— Шустряку я никогда не доверяла. — Ядвига с сомнением покачала головой.
Серебристая машина давно уже растворилась в летнем небе, а Генрих продолжал стоять неподвижно, пытаясь отыскать в густой синеве исчезнувшую светлую точку. Потом, очнувшись, он извлек из кармана плаща толстый блокнот и вечный карандаш, и уселся прямо на пеноплиты. Рука, ведомая чужой мыслью, принялась чертить замысловатый узор из ломаных линий. По всему телу разлилась мгновенная слабость, и острая боль пронзила виски. Генрих увидел себя бредущим по свежевыпавшему снегу. Темень, до рассвета далеко, и только звезды освещали путь.
"Не ходи!" — крикнул сам себе Генрих, и все пропало.
Опять вокруг было лето, и он сидела на пеноплитах возле здания мены. Перед ним стоял какой-то огородник маленького роста с серыми от пыли волосами и искательно заглядывал в глаза. Генриху на мгновение показалось, что перед ним тот, кого он искал. Но потом понял, что ошибся. Огородник протягивал Генриху какую-то мятую бумажку, исписанную крупным детским почерком.
— В чем дело? — господин Одд раздражился.
— Ты бизер? — спросил огородник. Генрих кивнул. — Это заявление в международную комиссию касательно позиции моих четырех куриц.

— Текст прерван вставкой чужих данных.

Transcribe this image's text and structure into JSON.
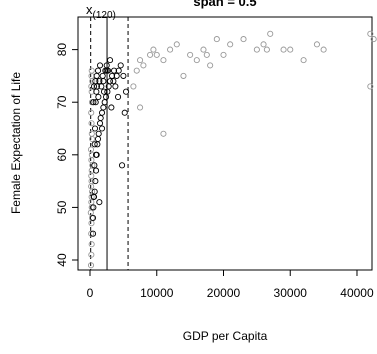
{
  "chart_data": {
    "type": "scatter",
    "title": "span = 0.5",
    "annotation": {
      "text": "x",
      "subscript": "(120)"
    },
    "x_label": "GDP per Capita",
    "y_label": "Female Expectation of Life",
    "xlim": [
      -1800,
      42250
    ],
    "ylim": [
      38.1,
      86.2
    ],
    "xticks": [
      0,
      10000,
      20000,
      30000,
      40000
    ],
    "yticks": [
      40,
      50,
      60,
      70,
      80
    ],
    "vlines": [
      {
        "value": 100,
        "style": "dashed"
      },
      {
        "value": 2550,
        "style": "solid"
      },
      {
        "value": 5700,
        "style": "dashed"
      }
    ],
    "series": [
      {
        "color": "#999999",
        "x": [
          150,
          200,
          250,
          180,
          220,
          300,
          120,
          260,
          280,
          200,
          240,
          310,
          170,
          230,
          190,
          260,
          350,
          210,
          280,
          150,
          320,
          270,
          230,
          180,
          300,
          250,
          200,
          340,
          220,
          260
        ],
        "y": [
          39,
          41,
          43,
          45,
          47,
          48,
          49,
          50,
          50,
          51,
          52,
          53,
          54,
          55,
          56,
          57,
          58,
          59,
          60,
          61,
          63,
          64,
          66,
          68,
          70,
          72,
          73,
          74,
          75,
          76
        ]
      },
      {
        "color": "#000000",
        "x": [
          450,
          500,
          600,
          700,
          800,
          900,
          1000,
          1100,
          1200,
          1300,
          1500,
          1600,
          1800,
          2000,
          2200,
          2400,
          2600,
          2800,
          3000,
          3300,
          3600,
          4000,
          4300,
          4600,
          5000,
          5400,
          450,
          550,
          650,
          750,
          850,
          950,
          1050,
          1250,
          1400,
          1700,
          1900,
          2100,
          2300,
          2500,
          2700,
          3200,
          3500,
          3800,
          4200,
          4800,
          5200,
          600,
          800,
          1000,
          1200,
          1500,
          2000,
          2500,
          3000,
          1800,
          1400,
          900,
          700,
          500
        ],
        "y": [
          48,
          50,
          52,
          53,
          55,
          57,
          60,
          62,
          63,
          64,
          66,
          67,
          68,
          69,
          70,
          71,
          72,
          73,
          74,
          75,
          76,
          75,
          76,
          77,
          75,
          72,
          45,
          52,
          58,
          65,
          70,
          72,
          73,
          71,
          74,
          73,
          75,
          72,
          76,
          77,
          76,
          69,
          74,
          73,
          71,
          58,
          68,
          73,
          74,
          75,
          76,
          77,
          74,
          76,
          78,
          65,
          51,
          60,
          62,
          70
        ]
      },
      {
        "color": "#999999",
        "x": [
          6500,
          7000,
          7500,
          8000,
          9000,
          9500,
          10000,
          11000,
          12000,
          13000,
          14000,
          15000,
          16000,
          17000,
          18000,
          19000,
          20000,
          21000,
          23000,
          25000,
          26000,
          27000,
          29000,
          30000,
          32000,
          34000,
          35000,
          42000,
          42500,
          11000,
          7500,
          17500,
          26500,
          42000
        ],
        "y": [
          73,
          76,
          78,
          77,
          79,
          80,
          79,
          64,
          80,
          81,
          75,
          79,
          78,
          80,
          77,
          82,
          79,
          81,
          82,
          80,
          81,
          83,
          80,
          80,
          78,
          81,
          80,
          83,
          82,
          78,
          69,
          79,
          80,
          73
        ]
      }
    ]
  }
}
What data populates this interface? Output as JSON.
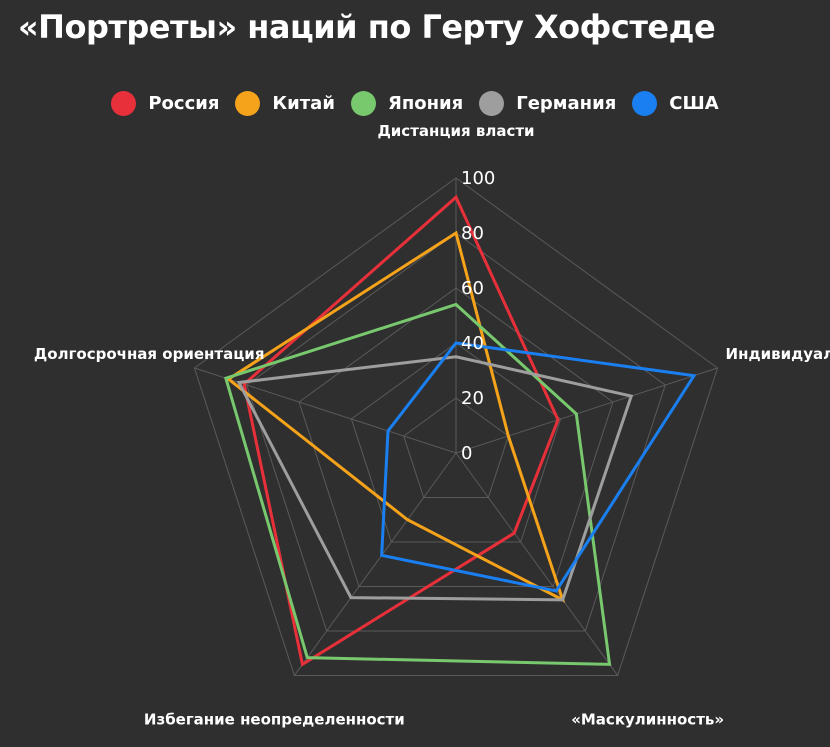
{
  "title": "«Портреты» наций по Герту Хофстеде",
  "colors": {
    "background": "#2f2f2f",
    "grid": "#5a5a5a"
  },
  "chart_data": {
    "type": "radar",
    "title": "«Портреты» наций по Герту Хофстеде",
    "axes": [
      "Дистанция власти",
      "Индивидуализм",
      "«Маскулинность»",
      "Избегание неопределенности",
      "Долгосрочная ориентация"
    ],
    "ticks": [
      "0",
      "20",
      "40",
      "60",
      "80",
      "100"
    ],
    "range": [
      0,
      100
    ],
    "legend_position": "top",
    "grid": true,
    "series": [
      {
        "name": "Россия",
        "color": "#e8303a",
        "values": [
          93,
          39,
          36,
          95,
          81
        ]
      },
      {
        "name": "Китай",
        "color": "#f5a31a",
        "values": [
          80,
          20,
          66,
          30,
          87
        ]
      },
      {
        "name": "Япония",
        "color": "#78c86e",
        "values": [
          54,
          46,
          95,
          92,
          88
        ]
      },
      {
        "name": "Германия",
        "color": "#9e9e9e",
        "values": [
          35,
          67,
          66,
          65,
          83
        ]
      },
      {
        "name": "США",
        "color": "#1a7ff0",
        "values": [
          40,
          91,
          62,
          46,
          26
        ]
      }
    ]
  }
}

— По какому вопросу? — спросил Генрих, принимая бумагу.
— По земельному.
— А я думал — по зерновому.
— А что важнее — зерновой вопрос или земельный? — хитро прищурился огородник.
— Земельный, — ответил Генрих.
— Во! — поднял палец огородник. — А чего же спрашиваешь? — И ушел с гордо поднятой головой.

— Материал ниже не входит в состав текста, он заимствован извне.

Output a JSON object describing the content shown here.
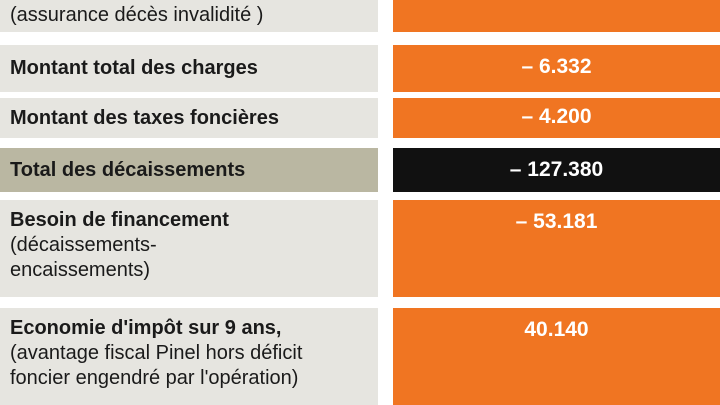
{
  "rows": [
    {
      "note": [
        "(assurance décès invalidité )"
      ]
    },
    {
      "label": "Montant total des charges",
      "value": "– 6.332"
    },
    {
      "label": "Montant des taxes foncières",
      "value": "– 4.200"
    },
    {
      "label": "Total des décaissements",
      "value": "– 127.380"
    },
    {
      "label": "Besoin de financement",
      "note": [
        "(décaissements-",
        "encaissements)"
      ],
      "value": "– 53.181"
    },
    {
      "label": "Economie d'impôt sur 9 ans,",
      "note": [
        "(avantage fiscal Pinel hors déficit",
        "foncier engendré par l'opération)"
      ],
      "value": "40.140"
    }
  ]
}
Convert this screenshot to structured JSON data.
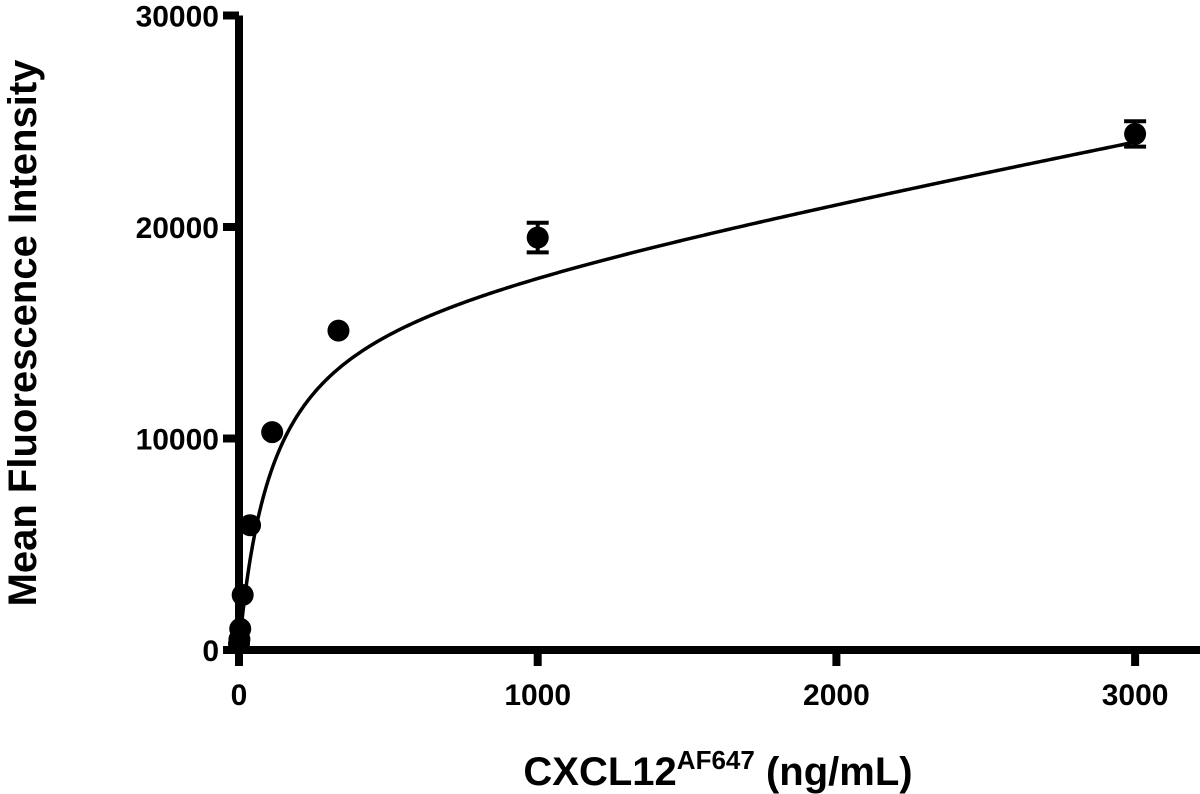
{
  "chart_data": {
    "type": "scatter",
    "xlabel": {
      "main": "CXCL12",
      "superscript": "AF647",
      "unit": " (ng/mL)"
    },
    "ylabel": "Mean Fluorescence Intensity",
    "xlim": [
      0,
      3200
    ],
    "ylim": [
      0,
      30000
    ],
    "x_ticks": [
      0,
      1000,
      2000,
      3000
    ],
    "x_tick_labels": [
      "0",
      "1000",
      "2000",
      "3000"
    ],
    "y_ticks": [
      0,
      10000,
      20000,
      30000
    ],
    "y_tick_labels": [
      "0",
      "10000",
      "20000",
      "30000"
    ],
    "grid": false,
    "series": [
      {
        "points": [
          {
            "x": 0,
            "y": 300,
            "err": 0
          },
          {
            "x": 1.4,
            "y": 500,
            "err": 0
          },
          {
            "x": 4.1,
            "y": 1000,
            "err": 0
          },
          {
            "x": 12.3,
            "y": 2600,
            "err": 0
          },
          {
            "x": 37,
            "y": 5900,
            "err": 0
          },
          {
            "x": 111,
            "y": 10300,
            "err": 0
          },
          {
            "x": 333,
            "y": 15100,
            "err": 0
          },
          {
            "x": 1000,
            "y": 19500,
            "err": 700
          },
          {
            "x": 3000,
            "y": 24400,
            "err": 600
          }
        ],
        "fit": {
          "model": "one-site-specific-plus-nonspecific",
          "bmax": 16500,
          "kd": 110,
          "ns": 2.7
        }
      }
    ]
  }
}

Бумажка была грязной, липла к пальцам, и Генрих ее выбросил.
Бизер прикрыл глаза, сосредотачиваясь и пытаясь вспомнить мысль, пришедшую ему (или другому) на одинокой зимней дороге.
— Снег — самый лучший в мире холст, — прошептал Генрих. — И на нем д/олжно изобразить вечность.
Он вновь принялся рисовать, бешено, торопливо, белая бумага альбома сделалась неприступной стеною, через которую надо пробиться, немедленно, сейчас! Не он рисовал — кто-то неведомый вел его руку. Вечный карандаш рвал бумагу.
Когда Генрих очнулся, изможденный, с лопающейся от боли головой, листы бумаги беспорядочно покрывали пеноплиты вокруг — кирпичики, выпавшие из крепостной стены недостижимого мира после яростной атаки. Генрих посмотрел на рисунки с тоскою. Он опять не пробился в таинственный мир, опять потерпел поражение. Правда, из набега он вернулся с добычей, но пока невозможно было понять, хороша ли она. Реальность никак не соизмерялась с недостижимым миром.
— О Великие огороды, как я ненавижу реальность, — пробормотал Генрих и осекся, сообразив, что это чужие слова.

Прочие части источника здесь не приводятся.